In the LPT transaction, which will be effective as of January 1, 2023, Enstar’s subsidiaries will assume net loss reserves from QBE of $1.9 billion and will provide approximately $900 million of cover in excess of the ceded reserves on business largely underwritten between 2010 and 2018.
The transaction will complete upon receipt of regulatory approvals and satisfaction of various other closing conditions. Upon completion, a portion of the portfolio currently underwritten via QBE’s Lloyd’s syndicates 386 and 2999 will be transferred into Enstar syndicate 2008.
Dominic Silvester, Enstar’s Chief Executive Officer, said: “This transaction, our second significant collaboration with leading insurance group, QBE, represents a unique and emerging business opportunity for Enstar. In addition to covering QBE’s discontinued lines, we are providing our expertise on seasoned liabilities within ongoing lines of business as a source of value creation. This innovative structure requires strong alignment of interests, and we have secured that with our long-standing partner QBE.”
Enstar is a NASDAQ-listed leading global insurance group that offers innovative capital release solutions through its network of group companies in Bermuda, the United States, the United Kingdom, Continental Europe, Australia, and other international locations. A market leader in completing legacy acquisitions, Enstar has acquired 115 companies and portfolios since its formation in 2001. For further information about Enstar, see www.enstargroup.com.

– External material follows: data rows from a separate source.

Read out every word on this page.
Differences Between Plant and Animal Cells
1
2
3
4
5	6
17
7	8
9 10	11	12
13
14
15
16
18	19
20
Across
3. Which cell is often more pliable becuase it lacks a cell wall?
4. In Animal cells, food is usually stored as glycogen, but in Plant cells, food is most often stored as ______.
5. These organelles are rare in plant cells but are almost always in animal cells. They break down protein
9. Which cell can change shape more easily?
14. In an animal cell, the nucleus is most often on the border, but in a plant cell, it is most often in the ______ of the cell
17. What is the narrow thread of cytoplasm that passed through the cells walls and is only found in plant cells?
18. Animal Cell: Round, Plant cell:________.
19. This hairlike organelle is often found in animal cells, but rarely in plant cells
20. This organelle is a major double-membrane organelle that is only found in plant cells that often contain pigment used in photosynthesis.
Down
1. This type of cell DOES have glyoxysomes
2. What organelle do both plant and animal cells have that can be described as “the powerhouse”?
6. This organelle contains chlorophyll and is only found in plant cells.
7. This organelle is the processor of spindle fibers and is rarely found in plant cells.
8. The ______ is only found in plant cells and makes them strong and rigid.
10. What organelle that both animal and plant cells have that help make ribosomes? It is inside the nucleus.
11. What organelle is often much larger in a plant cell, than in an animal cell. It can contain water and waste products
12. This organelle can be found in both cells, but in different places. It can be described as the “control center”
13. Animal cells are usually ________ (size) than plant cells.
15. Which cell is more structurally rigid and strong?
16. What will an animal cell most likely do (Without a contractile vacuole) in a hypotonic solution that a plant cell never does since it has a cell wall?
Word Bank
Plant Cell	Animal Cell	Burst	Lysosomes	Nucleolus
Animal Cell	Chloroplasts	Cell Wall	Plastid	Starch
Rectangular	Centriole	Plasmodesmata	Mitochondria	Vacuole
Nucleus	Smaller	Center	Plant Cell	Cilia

This press release contains certain forward-looking statements within the meaning of the Private Securities Litigation Reform Act of 1995. These statements include statements regarding the intent, belief or current expectations of Enstar and its management team. Investors can identify these statements by the fact that they do not relate strictly to historical or current facts. They use words such as ‘aim’, ‘ambition’, ‘anticipate’, ‘estimate’, ‘expect’, ‘intend’, ‘will’, ‘project’, ‘plan’, ‘believe’, ‘target’ and other words and terms of similar meaning in connection with any discussion of future events or performance. Investors are cautioned that any such forward-looking statements speak only as of the date they are made, are not guarantees of future performance and involve risks and uncertainties, and that actual results may differ materially from those projected in the forward-looking statements as a result of various factors. In particular, Enstar may not be able to complete the proposed transaction on the terms summarized above or other acceptable terms, or at all, due to a number of factors, including but not limited to the failure to obtain regulatory approvals or to satisfy other closing conditions. Important risk factors regarding Enstar can be found under the heading “Risk Factors” in Enstar’s Form 10-K for the year ended December 31, 2021 and are incorporated herein by reference. Furthermore, Enstar undertakes no obligation to update any written or oral forward-looking statements or publicly announce any updates or revisions to any of the forward-looking statements contained herein, to reflect any change in its expectations with regard thereto or any change in events, conditions, circumstances or assumptions underlying such statements, except as required by law.